La seconde est du même genre. Un homme, assez petit, chargé d'un
grand nombre de valises qu'il déplaçait les unes après les autres, me
demanda de bien vouloir conserver dans mon bureau de commissaire
une plante verte en pot de taille respectable car il craignait qu'elle
s'abîme au milieu des bagages empilés. Il m'expliqua que sa femme,
partie depuis plusieurs semaines lui avait fait jurer qu'il ramènerait en
France cette plante en souvenir de leur appartement de la banlieue
d'Alger. Devant son air suppliant je n'eus pas le courage de lui faire
remarquer que mon bureau était déjà fort encombrée et recueillie la
plante. Au débarquement, si les événements n'avaient pas été si
tragiques nous n'aurions que pu rire devant le spectacle de cet homme
qui faisait des allées et retour entre le bord et le quai pour charrier sa
plante verte au milieu des valises.
Ainsi Kairouan transporta dans des conditions exceptionnelles entre
mai et juin 1962 environ 54.000 rapatriés en 27 voyages.

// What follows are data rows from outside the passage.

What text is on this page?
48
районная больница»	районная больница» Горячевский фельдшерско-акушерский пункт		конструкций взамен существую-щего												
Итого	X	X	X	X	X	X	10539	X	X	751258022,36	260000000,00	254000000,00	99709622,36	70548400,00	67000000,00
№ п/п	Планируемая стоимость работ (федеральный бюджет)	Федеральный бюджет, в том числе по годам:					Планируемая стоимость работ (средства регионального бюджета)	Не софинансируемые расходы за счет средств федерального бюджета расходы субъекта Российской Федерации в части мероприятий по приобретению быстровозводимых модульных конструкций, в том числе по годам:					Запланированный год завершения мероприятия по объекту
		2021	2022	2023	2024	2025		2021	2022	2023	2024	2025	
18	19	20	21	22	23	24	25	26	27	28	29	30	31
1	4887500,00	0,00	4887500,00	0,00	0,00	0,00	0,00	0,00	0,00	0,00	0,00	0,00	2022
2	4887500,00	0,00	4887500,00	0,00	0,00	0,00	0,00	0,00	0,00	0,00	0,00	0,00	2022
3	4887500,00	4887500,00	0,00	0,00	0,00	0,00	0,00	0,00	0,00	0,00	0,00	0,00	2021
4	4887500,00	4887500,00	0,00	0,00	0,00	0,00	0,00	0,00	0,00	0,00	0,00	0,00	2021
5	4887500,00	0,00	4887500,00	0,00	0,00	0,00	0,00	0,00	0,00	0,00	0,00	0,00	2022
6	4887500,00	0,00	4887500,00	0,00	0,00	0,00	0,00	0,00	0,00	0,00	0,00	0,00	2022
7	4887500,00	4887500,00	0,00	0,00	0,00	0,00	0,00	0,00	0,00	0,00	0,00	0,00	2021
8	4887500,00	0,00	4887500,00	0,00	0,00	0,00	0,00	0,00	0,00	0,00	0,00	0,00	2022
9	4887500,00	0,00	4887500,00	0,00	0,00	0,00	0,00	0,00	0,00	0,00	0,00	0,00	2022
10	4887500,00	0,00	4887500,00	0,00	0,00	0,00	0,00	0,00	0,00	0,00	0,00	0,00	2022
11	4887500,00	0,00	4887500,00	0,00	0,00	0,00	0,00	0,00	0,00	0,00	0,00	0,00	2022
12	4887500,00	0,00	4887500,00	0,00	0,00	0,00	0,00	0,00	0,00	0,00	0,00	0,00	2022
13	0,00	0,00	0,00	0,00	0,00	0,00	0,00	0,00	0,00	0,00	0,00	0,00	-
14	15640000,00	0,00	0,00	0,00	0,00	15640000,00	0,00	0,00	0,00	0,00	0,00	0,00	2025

D'avril à fin septembre ce sont environ 90.000 personnes, pour la
plupart des rapatriés, qui embarquèrent
Yves Lacoste, Lieutenant- commissaire du Kairouan
http://www.frenchlines.com/rapatriement/documents/yves_lacoste_conf_kairouan_et_le_rapatriement.pdf
Le lancement de la coque ayant été effectué en 1942 d'autres priorités vont reporter l'achèvement du Kairouan à l'année 1948. De retard en incendie, les travaux vont durer et le 20 juin 1950, le Kairouan arrive à Marseille pour achèvement définitif. Tous ses emménagements sont terminés et reçus le 15 juillet 1950.
Dès sa première arrivée à Marseille, le Kairouan fait sensation, car il est le seul paquebot affecté aux lignes d'Afrique du Nord, à être entièrement peint en blanc avec une silhouette fine.
C'est en 1951 qu'il prend son service sur les lignes d'Afrique du Nord. Il va transporter des soldats français en Tunisie et en Algérie. Pendant la guerre d'Algérie, il effectue des transports de troupes de deux mille hommes, à grande vitesse et avec un bon confort. Lors de l'évacuation de l'Algérie, il accueille les rapatriés à pleins bords et les dégage du cauchemar à un rythme accéléré.
En 1964, il assure encore la liaison Alger-Marseille et c'est sur ce navire que les hommes de la première compagnie du Groupe de Transport 535 quitte l'Algérie pour la France.
Le Kairouan effectue son dernier voyage sur l'Afrique du Nord pour le compte de la Compagnie Générale Transméditerranéenne en septembre 1973. La Compagnie de Navigation Mixte prend possession du navire, le désarme et le met en vente. "Le paquebot d'une nuit" est relégué au quai de l'oubli, à couple du "Ville de Tunis".
La Mixte décide de vendre le navire alors âgé de trente et un ans aux chantiers de démolition espagnols de Vinaros. Le Paquebot, remorqué par le Provençal IV, arrive à Vinaros le 23 décembre 1973, à huit heures du matin, où il est amarré à quai. Les travaux de démolition commencent à partir du début de l'année 1974.
Pour nombre de soldats il restera le paquebot de leurs 20 ans et souvent le paquebot des seuls voyages en mer de leur vie.